Domestic violence spreads across all socioeconomic statuses and is as likely to occur in wealthy homes as poor ones, urban homes as rural ones. Kaminsky says in the court system, however, she sees more women from poor and lower middle class incomes. Kaminsky says, “When you have limited amounts of money. You’re stuck. You can’t get out. When you have money, you have more options. Without resources where are you going? You need a bed, and food on the table, it’s not so easy to pick up and leave, especially once you have children. He’s the father. The children have a relationship with him. Who is going to pay to support the kids? The children are in school. It becomes so much more complicated once children are involved.”
Kaminsky shared a holiday story from her book about a case she prosecuted. “The whole event took place on Christmas Day. The victim and her boyfriend spent Christmas with some of her children at the victim’s daughter’s house. That’s where the fight started. When the boyfriend decided to leave, the victim worried he’d return to her house where her teenage daughter was. She went with him, because she didn’t want him alone with her daughter. She hoped he settle down once they got back to her apartment, but instead, he assaulted her, forced her into the bedroom, punched her in the head and raped her. This is her Christmas day. Eventually, he lit her apartment on fire and she lost everything. She got out and pressed charges.” Even though the abuser had a history of violence and arson with other women, he was found not guilty.
What should women (and men) do if they’re in a violent relationship?

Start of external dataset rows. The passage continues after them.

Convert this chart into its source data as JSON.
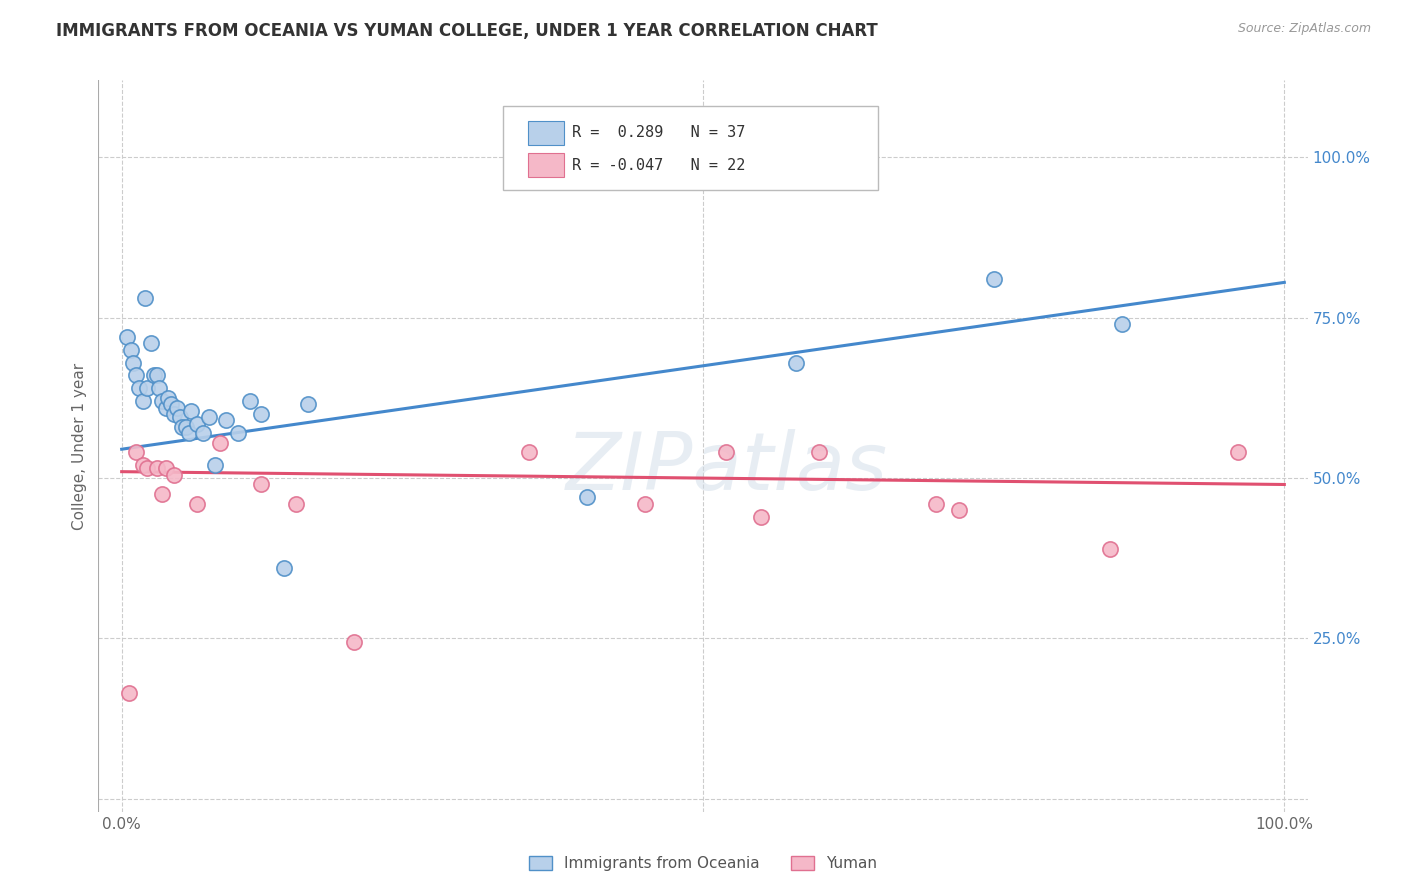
{
  "title": "IMMIGRANTS FROM OCEANIA VS YUMAN COLLEGE, UNDER 1 YEAR CORRELATION CHART",
  "source_text": "Source: ZipAtlas.com",
  "ylabel": "College, Under 1 year",
  "xlim": [
    -0.02,
    1.02
  ],
  "ylim": [
    -0.02,
    1.12
  ],
  "xticks": [
    0.0,
    0.25,
    0.5,
    0.75,
    1.0
  ],
  "xtick_labels": [
    "0.0%",
    "",
    "",
    "",
    "100.0%"
  ],
  "right_yticks": [
    0.0,
    0.25,
    0.5,
    0.75,
    1.0
  ],
  "right_ytick_labels": [
    "",
    "25.0%",
    "50.0%",
    "75.0%",
    "100.0%"
  ],
  "grid_yticks": [
    0.0,
    0.25,
    0.5,
    0.75,
    1.0
  ],
  "background_color": "#ffffff",
  "grid_color": "#cccccc",
  "blue_fill": "#b8d0ea",
  "blue_edge": "#5090c8",
  "pink_fill": "#f5b8c8",
  "pink_edge": "#e07090",
  "blue_line_color": "#4488cc",
  "pink_line_color": "#e05070",
  "watermark": "ZIPatlas",
  "legend_label1": "Immigrants from Oceania",
  "legend_label2": "Yuman",
  "blue_scatter_x": [
    0.005,
    0.008,
    0.01,
    0.012,
    0.015,
    0.018,
    0.02,
    0.022,
    0.025,
    0.028,
    0.03,
    0.032,
    0.035,
    0.038,
    0.04,
    0.042,
    0.045,
    0.048,
    0.05,
    0.052,
    0.055,
    0.058,
    0.06,
    0.065,
    0.07,
    0.075,
    0.08,
    0.09,
    0.1,
    0.11,
    0.12,
    0.14,
    0.16,
    0.4,
    0.58,
    0.75,
    0.86
  ],
  "blue_scatter_y": [
    0.72,
    0.7,
    0.68,
    0.66,
    0.64,
    0.62,
    0.78,
    0.64,
    0.71,
    0.66,
    0.66,
    0.64,
    0.62,
    0.61,
    0.625,
    0.615,
    0.6,
    0.61,
    0.595,
    0.58,
    0.58,
    0.57,
    0.605,
    0.585,
    0.57,
    0.595,
    0.52,
    0.59,
    0.57,
    0.62,
    0.6,
    0.36,
    0.615,
    0.47,
    0.68,
    0.81,
    0.74
  ],
  "pink_scatter_x": [
    0.006,
    0.012,
    0.018,
    0.022,
    0.03,
    0.038,
    0.045,
    0.085,
    0.12,
    0.15,
    0.35,
    0.52,
    0.6,
    0.72,
    0.85,
    0.96,
    0.2,
    0.45,
    0.55,
    0.7,
    0.035,
    0.065
  ],
  "pink_scatter_y": [
    0.165,
    0.54,
    0.52,
    0.515,
    0.515,
    0.515,
    0.505,
    0.555,
    0.49,
    0.46,
    0.54,
    0.54,
    0.54,
    0.45,
    0.39,
    0.54,
    0.245,
    0.46,
    0.44,
    0.46,
    0.475,
    0.46
  ],
  "blue_trend_x": [
    0.0,
    1.0
  ],
  "blue_trend_y": [
    0.545,
    0.805
  ],
  "pink_trend_x": [
    0.0,
    1.0
  ],
  "pink_trend_y": [
    0.51,
    0.49
  ]
}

- Start creating a safety plan by reaching out to a trusted friend.
- Research resources including shelters, hotlines and friends’ houses, but be very careful to do your research on computers and phones your abuser has no access to.
- Study the National Domestic Violence Hotline’s Safety Planning site.
- The National Domestic Violence Hotline is 1-800-799-SAFE(7233).
- Call the Police and press charges
- Get out of the house and go to a neighbor.
- Tell your doctor or midwife you’re being beaten.
We wish you a safe and healthy holiday season and encourage you to seek help if any of the above resonates even in the slightest way. You’re not alone. In fact, there are countless women out here going through the exact same thing. There are at least as many out there who are trained and ready to help you take the steps to safety that you and your children may need and be ready for. The first step is this: share your story with someone. Then you will be on your way to safety.